The kittens get the physical love and nurturing they need, but what the seniors at Catalina Springs receive in return is something far greater – they get to feel needed again. Most of them have been parents, grandparents and/or pet owners throughout their lives, so caring for the kitties comes naturally.

According to Catalina Springs Executive Director Sharon Mercer, the simple pleasure of caring for another living being is something that even dementia and Alzheimers can’t rob from a person.

“The desire to give love and receive love remains. The kittens have given us the opportunity to nurture this human condition that lies in each and every one of our residents.”

The PACC and the Board of Directors for Catalina Springs Memory Care were excited about the new program, but no one could have predicted just how successful it would turn out to be.

Peaches and Turtle have nearly doubled in weight, and thanks to a constant supply of cuddles from their caretakers, they have become well-socialized and outgoing!

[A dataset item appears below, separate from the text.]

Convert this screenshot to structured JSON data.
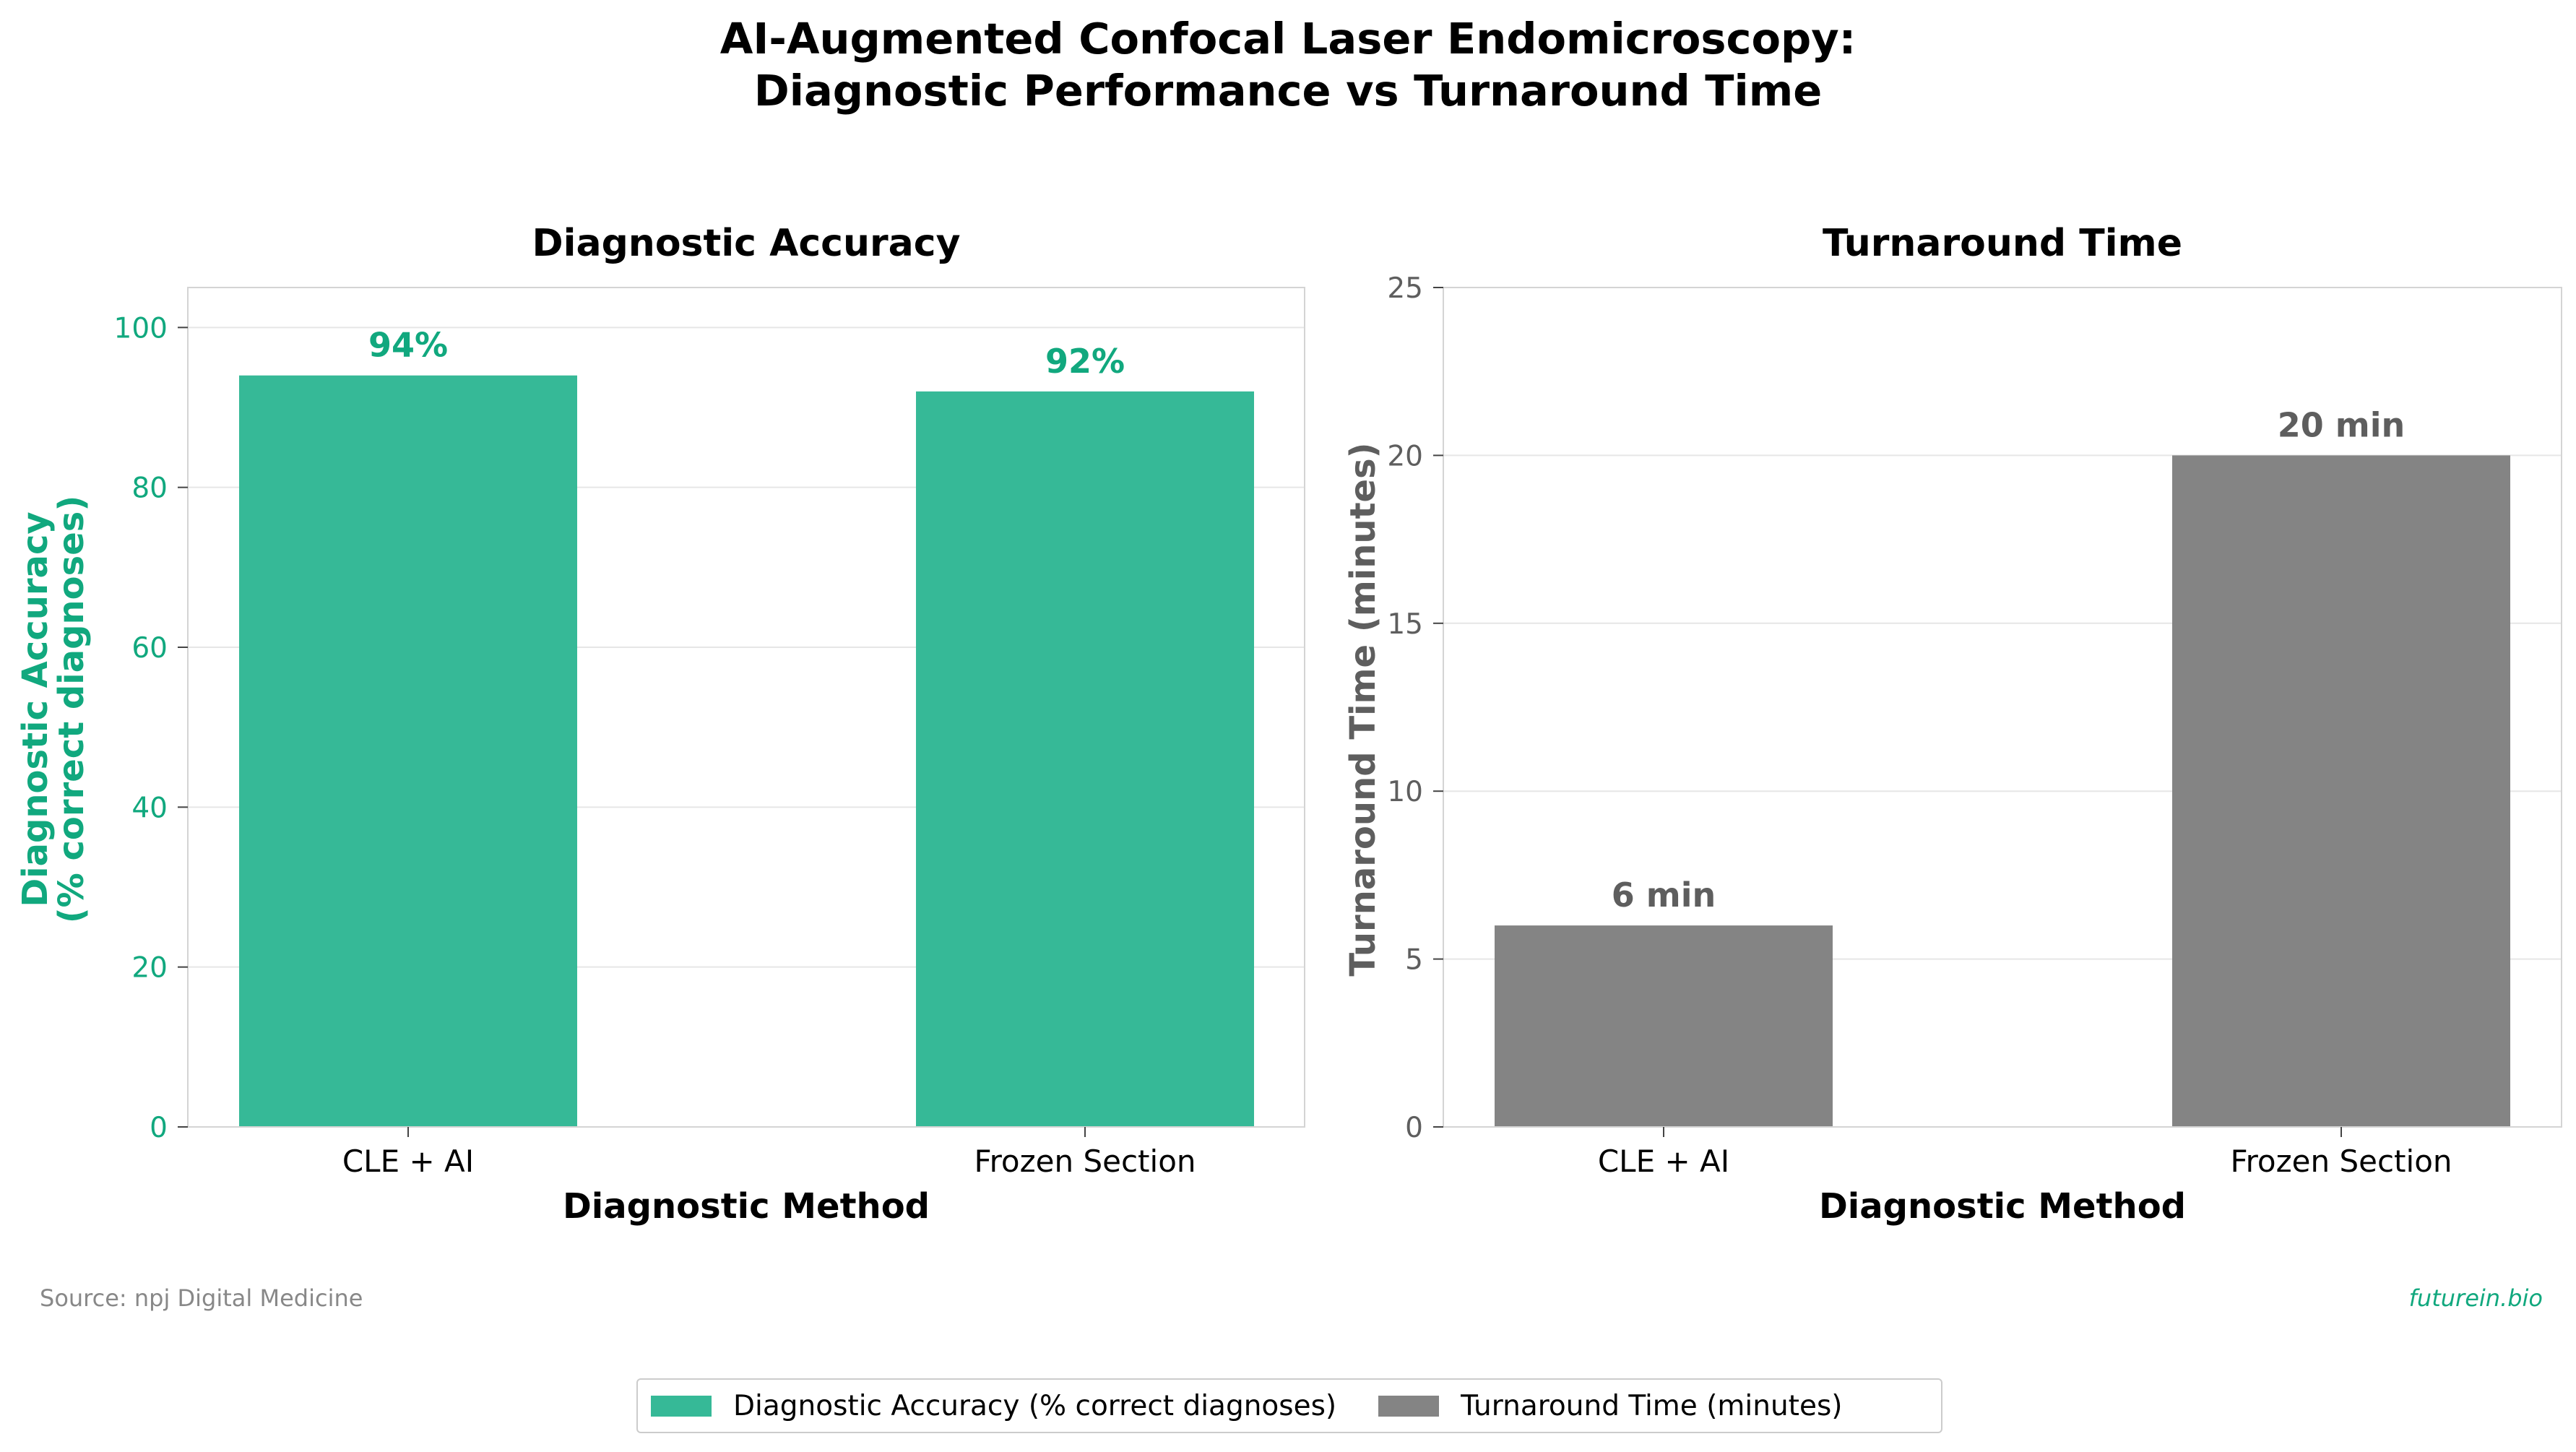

Soon the kittens will be returned to Pima Animal Care to be spayed and adopted out. For one of the kitties, the issue of an adoptive home has already been solved. A nurse at Catalina Springs fell in love and has already submitted an adoption application.

It looks like it won’t be long before the he other cutie is adopted too!

Karen Hollish, a spokesperson for Catalina Springs Memory Care, expressed her desire to see the program continue. She feels that it has been incredibly beneficial to the patients, vital to the kittens, and rewarding for the staff. With PACC taking in more than 2,100 kittens in 2015 alone, that wish shouldn’t be hard to fulfill!

“This partnership is an amazing way to enrich the lives of the memory care center’s residents while saving the lives of our community’s most vulnerable pets.”

Thanks to programs such as this, more kittens will now have the chance to grow up and become loving family pets.